Sur son niveau d’engagement en tant qu’écrivain et intellectuel dans cette œuvre, Azzeddine Mihoubi, s’il sacrifie, un tant soit peu, à la fantaisie et à l’imaginaire, n’en réussit pas moins à produire un texte très sérieux, posant les bases d’une réflexion sur le phénomène de la violence collective dont les épisodes ne cessent de se succéder et de se ressembler étrangement. Confessions d’Assekrem est le roman d’une confession, comme l’indique si bien le titre, sur la culpabilité humaine où la prise de parole de protagonistes représentatifs des antagonismes qui secouent le monde, brise le silence, comme pour faire le bilan et le procès à la fois du passé et du présent, dans un espace-temps futur prophétisé, mais pas si lointain que cela. 2040 n’est-elle pas une date fétiche pour les prospectivistes qui s’appuient sur toutes sortes d’instruments rationnels et irrationnels pour situer leurs révolutions ?

Les lecteurs de Confessions d’Assekrem iront à la rencontre d’étranges locataires d’un hôtel voué au néant, car construit sur les fondements de la haine, de la souffrance et de la vengeance. Ils iront aussi à la rencontre de l’auteur qui reconnaît avoir fondu dans l’œuvre et qui en fait une exigence circonstanciée qui définit, impérativement, le pacte qui le lie avec les lecteurs : «Si tu ne deviens pas toi-même le héros et le narrateur, et ne deviens les détails mêmes qui occupent l’espace du roman, alors tu ne dois même pas écrire. (…) Je suis demeuré longtemps captif de ces jalons, jusqu’à la parution du roman.» (*)

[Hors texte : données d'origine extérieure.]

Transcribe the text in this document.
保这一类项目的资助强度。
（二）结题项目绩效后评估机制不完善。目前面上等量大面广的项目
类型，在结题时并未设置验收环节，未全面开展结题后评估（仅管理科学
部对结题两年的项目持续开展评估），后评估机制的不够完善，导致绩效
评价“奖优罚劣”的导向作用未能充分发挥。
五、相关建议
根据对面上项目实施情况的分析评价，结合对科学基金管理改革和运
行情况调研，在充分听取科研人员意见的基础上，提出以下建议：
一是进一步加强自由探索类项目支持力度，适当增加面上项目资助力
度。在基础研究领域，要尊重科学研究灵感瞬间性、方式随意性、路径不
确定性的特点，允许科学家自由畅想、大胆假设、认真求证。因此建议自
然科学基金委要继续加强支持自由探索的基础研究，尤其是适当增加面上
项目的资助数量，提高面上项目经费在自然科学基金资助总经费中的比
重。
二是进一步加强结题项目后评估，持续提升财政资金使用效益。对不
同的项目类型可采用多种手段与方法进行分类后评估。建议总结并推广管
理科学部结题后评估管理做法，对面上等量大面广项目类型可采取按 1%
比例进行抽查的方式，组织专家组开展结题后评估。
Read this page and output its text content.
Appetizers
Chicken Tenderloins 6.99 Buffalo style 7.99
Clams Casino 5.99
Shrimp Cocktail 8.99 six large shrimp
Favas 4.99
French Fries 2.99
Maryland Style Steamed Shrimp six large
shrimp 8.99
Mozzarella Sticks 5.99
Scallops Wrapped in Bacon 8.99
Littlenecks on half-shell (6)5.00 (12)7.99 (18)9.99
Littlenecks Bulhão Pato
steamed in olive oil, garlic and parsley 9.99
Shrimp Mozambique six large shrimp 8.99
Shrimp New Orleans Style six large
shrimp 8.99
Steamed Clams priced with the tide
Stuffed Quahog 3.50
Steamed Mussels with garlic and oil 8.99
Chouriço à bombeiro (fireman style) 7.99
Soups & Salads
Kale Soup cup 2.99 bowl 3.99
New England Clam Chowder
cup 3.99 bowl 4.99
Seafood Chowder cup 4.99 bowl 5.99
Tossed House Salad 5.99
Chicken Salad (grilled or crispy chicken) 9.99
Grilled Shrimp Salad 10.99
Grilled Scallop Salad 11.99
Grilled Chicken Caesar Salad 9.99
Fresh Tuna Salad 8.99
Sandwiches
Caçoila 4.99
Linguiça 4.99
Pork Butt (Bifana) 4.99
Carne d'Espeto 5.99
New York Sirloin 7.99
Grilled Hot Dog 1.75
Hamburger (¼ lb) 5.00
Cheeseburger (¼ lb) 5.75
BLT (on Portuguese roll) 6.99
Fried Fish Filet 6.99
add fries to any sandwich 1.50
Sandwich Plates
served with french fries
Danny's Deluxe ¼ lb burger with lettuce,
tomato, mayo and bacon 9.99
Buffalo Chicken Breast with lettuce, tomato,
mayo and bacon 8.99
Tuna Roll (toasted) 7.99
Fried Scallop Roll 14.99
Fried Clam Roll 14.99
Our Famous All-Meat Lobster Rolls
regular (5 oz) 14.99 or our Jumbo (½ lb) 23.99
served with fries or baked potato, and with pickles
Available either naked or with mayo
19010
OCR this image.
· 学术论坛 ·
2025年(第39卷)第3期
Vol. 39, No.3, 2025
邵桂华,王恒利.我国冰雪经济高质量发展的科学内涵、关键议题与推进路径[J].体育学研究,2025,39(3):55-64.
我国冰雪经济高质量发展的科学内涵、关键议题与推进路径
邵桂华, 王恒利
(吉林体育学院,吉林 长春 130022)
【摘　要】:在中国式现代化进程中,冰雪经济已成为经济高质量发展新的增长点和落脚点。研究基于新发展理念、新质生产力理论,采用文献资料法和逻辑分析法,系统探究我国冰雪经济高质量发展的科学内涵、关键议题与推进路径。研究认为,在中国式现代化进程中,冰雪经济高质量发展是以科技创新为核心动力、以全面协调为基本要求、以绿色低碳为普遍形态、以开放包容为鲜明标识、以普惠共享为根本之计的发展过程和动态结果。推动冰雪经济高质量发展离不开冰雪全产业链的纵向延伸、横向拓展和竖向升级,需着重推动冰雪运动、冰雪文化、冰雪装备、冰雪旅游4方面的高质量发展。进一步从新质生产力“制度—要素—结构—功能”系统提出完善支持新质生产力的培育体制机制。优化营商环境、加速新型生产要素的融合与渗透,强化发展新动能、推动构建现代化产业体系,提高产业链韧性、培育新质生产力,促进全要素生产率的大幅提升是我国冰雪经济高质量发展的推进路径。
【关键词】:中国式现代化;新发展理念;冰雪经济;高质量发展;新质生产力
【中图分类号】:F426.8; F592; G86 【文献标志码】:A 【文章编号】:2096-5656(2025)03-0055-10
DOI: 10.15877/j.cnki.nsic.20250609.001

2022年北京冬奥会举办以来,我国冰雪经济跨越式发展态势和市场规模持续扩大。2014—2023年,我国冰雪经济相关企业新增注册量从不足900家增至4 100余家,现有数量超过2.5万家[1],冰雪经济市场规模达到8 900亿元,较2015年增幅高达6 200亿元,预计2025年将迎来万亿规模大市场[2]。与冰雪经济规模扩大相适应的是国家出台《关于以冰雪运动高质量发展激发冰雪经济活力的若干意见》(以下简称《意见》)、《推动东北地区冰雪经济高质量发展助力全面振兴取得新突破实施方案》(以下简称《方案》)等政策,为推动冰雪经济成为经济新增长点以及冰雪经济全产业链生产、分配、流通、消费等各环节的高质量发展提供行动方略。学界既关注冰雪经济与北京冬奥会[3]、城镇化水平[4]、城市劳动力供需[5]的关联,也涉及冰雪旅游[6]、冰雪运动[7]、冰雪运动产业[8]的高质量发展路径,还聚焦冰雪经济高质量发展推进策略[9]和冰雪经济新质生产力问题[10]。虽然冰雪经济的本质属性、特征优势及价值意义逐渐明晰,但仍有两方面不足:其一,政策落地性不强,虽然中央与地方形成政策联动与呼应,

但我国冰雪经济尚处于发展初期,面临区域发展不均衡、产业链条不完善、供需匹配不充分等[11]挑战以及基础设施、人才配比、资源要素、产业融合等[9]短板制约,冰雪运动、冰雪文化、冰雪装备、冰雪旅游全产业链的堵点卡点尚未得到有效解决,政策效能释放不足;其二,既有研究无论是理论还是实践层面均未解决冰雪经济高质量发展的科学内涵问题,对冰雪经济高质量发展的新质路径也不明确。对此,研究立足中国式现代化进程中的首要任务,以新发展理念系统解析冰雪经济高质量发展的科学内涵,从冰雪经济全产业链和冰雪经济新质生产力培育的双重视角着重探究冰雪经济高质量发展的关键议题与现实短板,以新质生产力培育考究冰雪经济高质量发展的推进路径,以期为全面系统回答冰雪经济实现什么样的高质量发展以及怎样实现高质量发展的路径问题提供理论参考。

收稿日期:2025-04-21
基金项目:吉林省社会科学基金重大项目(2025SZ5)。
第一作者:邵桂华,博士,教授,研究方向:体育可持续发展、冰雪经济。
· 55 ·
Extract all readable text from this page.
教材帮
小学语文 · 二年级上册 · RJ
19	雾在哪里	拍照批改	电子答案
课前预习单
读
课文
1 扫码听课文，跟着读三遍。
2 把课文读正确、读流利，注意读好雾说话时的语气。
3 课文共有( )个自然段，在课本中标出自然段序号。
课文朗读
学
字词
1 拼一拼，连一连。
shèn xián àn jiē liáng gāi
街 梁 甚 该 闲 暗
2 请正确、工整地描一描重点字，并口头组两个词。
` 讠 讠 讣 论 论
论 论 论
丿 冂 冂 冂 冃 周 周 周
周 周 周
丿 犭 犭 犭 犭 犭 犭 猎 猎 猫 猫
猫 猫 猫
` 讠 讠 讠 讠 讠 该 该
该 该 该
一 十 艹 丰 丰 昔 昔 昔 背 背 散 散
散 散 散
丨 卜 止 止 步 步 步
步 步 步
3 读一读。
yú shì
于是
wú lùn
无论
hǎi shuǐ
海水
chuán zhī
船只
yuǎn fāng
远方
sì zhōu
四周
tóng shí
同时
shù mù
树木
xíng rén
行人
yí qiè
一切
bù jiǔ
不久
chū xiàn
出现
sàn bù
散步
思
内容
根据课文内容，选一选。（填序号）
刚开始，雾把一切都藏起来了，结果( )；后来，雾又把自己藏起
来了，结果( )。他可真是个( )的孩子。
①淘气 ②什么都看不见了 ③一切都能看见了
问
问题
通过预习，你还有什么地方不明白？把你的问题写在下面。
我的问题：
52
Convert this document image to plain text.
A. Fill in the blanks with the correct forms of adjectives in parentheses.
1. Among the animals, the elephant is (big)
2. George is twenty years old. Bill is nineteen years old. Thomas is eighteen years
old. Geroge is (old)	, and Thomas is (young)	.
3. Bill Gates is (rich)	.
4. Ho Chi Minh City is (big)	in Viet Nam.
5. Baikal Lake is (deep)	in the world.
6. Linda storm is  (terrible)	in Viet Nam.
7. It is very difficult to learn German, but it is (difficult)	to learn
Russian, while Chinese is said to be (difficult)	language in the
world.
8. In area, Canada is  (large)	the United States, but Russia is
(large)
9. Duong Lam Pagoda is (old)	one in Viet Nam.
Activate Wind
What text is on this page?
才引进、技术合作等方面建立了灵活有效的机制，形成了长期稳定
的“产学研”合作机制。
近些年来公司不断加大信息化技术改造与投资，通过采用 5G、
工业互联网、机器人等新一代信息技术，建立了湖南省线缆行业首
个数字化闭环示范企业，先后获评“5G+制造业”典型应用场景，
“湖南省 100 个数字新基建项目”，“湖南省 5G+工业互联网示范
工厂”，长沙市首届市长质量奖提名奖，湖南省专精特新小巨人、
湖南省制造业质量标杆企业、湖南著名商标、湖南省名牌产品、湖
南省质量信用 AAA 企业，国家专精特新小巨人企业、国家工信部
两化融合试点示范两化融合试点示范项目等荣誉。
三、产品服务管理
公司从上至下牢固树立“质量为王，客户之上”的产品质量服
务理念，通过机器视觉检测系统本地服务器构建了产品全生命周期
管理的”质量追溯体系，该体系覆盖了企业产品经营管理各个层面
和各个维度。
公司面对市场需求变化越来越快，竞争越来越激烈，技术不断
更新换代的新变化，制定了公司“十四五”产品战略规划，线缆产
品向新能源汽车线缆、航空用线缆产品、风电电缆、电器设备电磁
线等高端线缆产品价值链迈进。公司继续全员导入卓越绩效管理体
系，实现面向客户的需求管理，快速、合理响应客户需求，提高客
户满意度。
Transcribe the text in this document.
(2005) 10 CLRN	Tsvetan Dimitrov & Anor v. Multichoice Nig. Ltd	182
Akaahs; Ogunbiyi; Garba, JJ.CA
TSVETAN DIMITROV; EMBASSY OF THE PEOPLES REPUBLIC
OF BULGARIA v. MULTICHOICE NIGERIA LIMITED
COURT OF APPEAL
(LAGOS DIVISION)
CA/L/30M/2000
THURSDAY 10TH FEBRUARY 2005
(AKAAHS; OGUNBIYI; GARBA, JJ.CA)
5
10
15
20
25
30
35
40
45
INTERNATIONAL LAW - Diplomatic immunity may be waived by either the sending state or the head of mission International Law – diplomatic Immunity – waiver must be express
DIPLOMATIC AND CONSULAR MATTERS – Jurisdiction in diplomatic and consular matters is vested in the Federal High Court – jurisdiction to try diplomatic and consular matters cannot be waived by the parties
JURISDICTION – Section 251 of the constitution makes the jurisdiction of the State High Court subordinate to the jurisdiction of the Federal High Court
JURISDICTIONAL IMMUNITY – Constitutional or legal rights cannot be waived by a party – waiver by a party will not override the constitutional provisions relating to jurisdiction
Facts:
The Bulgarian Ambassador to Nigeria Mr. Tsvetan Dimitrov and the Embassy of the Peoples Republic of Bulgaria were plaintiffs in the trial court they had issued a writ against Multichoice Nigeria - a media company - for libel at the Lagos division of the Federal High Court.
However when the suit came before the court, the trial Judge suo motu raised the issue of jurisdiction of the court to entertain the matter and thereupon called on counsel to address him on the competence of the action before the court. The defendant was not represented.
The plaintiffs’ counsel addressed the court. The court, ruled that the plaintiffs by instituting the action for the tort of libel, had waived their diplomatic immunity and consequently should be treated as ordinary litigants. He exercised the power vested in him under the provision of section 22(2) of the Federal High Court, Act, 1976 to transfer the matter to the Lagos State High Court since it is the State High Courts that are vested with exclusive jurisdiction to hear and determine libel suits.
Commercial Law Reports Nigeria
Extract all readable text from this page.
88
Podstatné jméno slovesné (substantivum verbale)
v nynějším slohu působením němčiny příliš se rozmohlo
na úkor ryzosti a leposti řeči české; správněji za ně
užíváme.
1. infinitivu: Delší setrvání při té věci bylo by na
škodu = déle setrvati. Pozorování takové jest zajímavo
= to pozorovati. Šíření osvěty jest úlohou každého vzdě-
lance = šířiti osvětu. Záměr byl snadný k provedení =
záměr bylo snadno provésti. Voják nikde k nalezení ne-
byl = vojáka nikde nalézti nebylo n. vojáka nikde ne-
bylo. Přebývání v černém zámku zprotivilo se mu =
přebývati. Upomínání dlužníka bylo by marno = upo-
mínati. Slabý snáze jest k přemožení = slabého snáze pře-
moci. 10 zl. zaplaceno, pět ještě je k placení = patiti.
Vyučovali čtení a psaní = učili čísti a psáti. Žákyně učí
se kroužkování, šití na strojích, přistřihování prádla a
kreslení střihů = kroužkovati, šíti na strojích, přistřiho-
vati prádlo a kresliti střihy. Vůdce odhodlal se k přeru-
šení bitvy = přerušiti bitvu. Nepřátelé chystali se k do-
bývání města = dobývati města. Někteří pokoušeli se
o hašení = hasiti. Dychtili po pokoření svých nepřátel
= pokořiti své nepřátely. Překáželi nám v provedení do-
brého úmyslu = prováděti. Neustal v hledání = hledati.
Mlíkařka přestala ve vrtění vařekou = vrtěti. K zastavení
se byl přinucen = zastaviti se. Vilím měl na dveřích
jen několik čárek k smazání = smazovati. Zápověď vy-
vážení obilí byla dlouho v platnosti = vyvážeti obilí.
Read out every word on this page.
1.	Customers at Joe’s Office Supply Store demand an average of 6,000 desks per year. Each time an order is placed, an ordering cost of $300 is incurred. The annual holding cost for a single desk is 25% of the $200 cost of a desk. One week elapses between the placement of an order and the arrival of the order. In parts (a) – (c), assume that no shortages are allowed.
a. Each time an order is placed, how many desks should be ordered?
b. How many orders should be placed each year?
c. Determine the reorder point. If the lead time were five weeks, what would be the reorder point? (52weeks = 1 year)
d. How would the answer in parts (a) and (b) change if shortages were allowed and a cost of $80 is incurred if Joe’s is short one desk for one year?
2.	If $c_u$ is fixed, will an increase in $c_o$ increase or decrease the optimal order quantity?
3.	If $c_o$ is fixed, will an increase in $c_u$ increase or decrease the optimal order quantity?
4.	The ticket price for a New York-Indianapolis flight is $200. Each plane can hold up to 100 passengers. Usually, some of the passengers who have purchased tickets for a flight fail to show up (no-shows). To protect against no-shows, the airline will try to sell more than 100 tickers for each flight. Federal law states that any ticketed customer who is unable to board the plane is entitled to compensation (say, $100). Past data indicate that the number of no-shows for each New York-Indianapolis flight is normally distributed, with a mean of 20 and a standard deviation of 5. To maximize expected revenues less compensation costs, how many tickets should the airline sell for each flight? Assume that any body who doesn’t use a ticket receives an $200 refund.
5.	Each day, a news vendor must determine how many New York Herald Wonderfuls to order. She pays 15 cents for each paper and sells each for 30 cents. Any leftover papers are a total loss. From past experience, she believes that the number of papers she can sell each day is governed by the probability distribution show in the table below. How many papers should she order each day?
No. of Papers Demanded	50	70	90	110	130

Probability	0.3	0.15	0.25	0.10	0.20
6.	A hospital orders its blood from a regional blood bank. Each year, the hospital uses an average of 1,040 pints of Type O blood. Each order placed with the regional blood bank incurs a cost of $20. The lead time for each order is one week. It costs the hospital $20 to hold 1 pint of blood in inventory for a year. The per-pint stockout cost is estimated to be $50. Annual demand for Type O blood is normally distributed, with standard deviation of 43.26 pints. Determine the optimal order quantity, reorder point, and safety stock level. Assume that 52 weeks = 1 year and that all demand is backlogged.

Paru en arabe aux Editions El Beyt, de l’association El Beyt pour la culture et les arts, dirigées par Aboubakr Zemmal, Confessions d’Assekrem est en cours de finalisation de sa traduction en français par la plume de Mehenna Hamadouche, et promet d’avoir un impact, au moins, d’égale importance que celui que la version originale continue d’avoir sur le lectorat arabophone, pour peu que l’auteur, qui en parle avec une grande générosité, s’abstienne d’en donner tous les détails et d’en éventer les savoureuses péripéties.

(*) Propos extraits de l’interview de Azzeddine Mihoubi accordée au journal arabophone Al-Arab.